Garments used by US defence to comply with the accord

This file photo shows female garment workers sewing clothes at a garment factory in Dhaka.

The House of Representatives has approved a defence authorisation bill containing a measure that will require that military-branded garments made in Bangladesh and sold at base retail stores owned by the Department of Defence, known as exchanges, comply with an enforceable fire and building safety accord that will improve conditions in Bangladesh ready-made garment factories.

The amendment was authored by Reps Jan Schakowsky (D-Ill) and George Miller (D-Calif), said a news release of Representatives Jan Schakowsky (D-IL) published on June 14.

“We thank Chairman Buck McKeon and Ranking Member Adam Smith of Armed Services Committee for working with us to ensure that it was considered by the full House of Representatives,” said Schakowsky and Miller in a joint statement.

“Military-branded garments made for sale at base retail stores operated by the Department of Defence should uphold our nation’s core values and meet international labour standards.”

A number of garments and documents with Marine insignias were found in the rubble of the November 2012 Bangladesh Tazreen Fashions fire that killed 112 workers and reported by ABC News. Survivors have stated that the building’s exits were locked, forcing many to jump from the 3rd or 4th floor windows. Public data indicates that the Army-Air Force Exchange imported 124,000 pounds of garments last year from several garment factories in Bangladesh.

Garment worker safety in Bangladesh came to international attention after the April collapse of the Rana Plaza complex, which housed several garment factories.

More than 1,100 workers died and more than 2,500 were injured making it one of the deadliest industrial tragedies in history. So far, 50 international retail and fashion brands – mostly based in Europe and Canada – have signed onto the Accord on Fire and Building Safety in Bangladesh.

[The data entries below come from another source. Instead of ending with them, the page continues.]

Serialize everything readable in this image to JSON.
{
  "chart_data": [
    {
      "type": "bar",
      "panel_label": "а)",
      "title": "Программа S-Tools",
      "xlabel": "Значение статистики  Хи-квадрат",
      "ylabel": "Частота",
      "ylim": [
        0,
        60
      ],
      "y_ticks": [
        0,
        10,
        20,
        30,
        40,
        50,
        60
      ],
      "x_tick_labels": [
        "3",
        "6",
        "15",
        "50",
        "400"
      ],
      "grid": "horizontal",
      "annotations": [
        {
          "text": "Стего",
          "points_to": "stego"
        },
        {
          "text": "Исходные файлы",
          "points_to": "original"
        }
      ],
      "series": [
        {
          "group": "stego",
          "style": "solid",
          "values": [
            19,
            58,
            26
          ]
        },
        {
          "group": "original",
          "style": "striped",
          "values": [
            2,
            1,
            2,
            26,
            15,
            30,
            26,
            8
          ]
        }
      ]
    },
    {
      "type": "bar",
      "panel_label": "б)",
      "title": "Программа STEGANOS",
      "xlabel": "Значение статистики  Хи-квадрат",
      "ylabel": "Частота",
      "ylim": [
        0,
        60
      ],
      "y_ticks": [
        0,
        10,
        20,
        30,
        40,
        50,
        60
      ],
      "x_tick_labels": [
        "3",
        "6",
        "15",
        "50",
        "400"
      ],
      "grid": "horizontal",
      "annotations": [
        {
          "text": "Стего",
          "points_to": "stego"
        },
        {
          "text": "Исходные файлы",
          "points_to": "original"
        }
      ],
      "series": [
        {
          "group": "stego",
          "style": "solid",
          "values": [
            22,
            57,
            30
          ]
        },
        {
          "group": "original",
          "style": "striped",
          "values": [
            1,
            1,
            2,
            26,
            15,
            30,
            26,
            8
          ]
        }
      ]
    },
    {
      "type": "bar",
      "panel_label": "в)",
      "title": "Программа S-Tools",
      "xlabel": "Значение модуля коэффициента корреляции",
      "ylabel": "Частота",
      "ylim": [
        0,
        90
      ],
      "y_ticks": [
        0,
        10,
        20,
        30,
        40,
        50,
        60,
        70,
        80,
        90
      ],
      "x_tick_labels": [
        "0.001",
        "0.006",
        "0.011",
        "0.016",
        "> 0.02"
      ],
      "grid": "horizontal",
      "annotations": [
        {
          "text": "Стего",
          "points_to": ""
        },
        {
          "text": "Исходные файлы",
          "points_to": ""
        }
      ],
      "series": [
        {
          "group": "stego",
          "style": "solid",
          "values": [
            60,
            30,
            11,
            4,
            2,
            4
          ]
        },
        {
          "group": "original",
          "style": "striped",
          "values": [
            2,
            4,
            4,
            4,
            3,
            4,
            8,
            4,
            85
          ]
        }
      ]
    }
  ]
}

While three US brands have signed onto the accord, most other major US companies like Wal-Mart and GAP have declined to participate in the international effort to improve building safety. Specifically, the amendment says:

* Military exchanges that sell their own branded garments which are made in Bangladesh must join or abide by the conditions of the Accord on Fire and Building Safety in Bangladesh; and

* Military exchanges that license production of their own brands or sell at retail other branded garments shall provide a preference in selection of vendors to those which are signatories to the Accord on Fire and Building Safety in Bangladesh.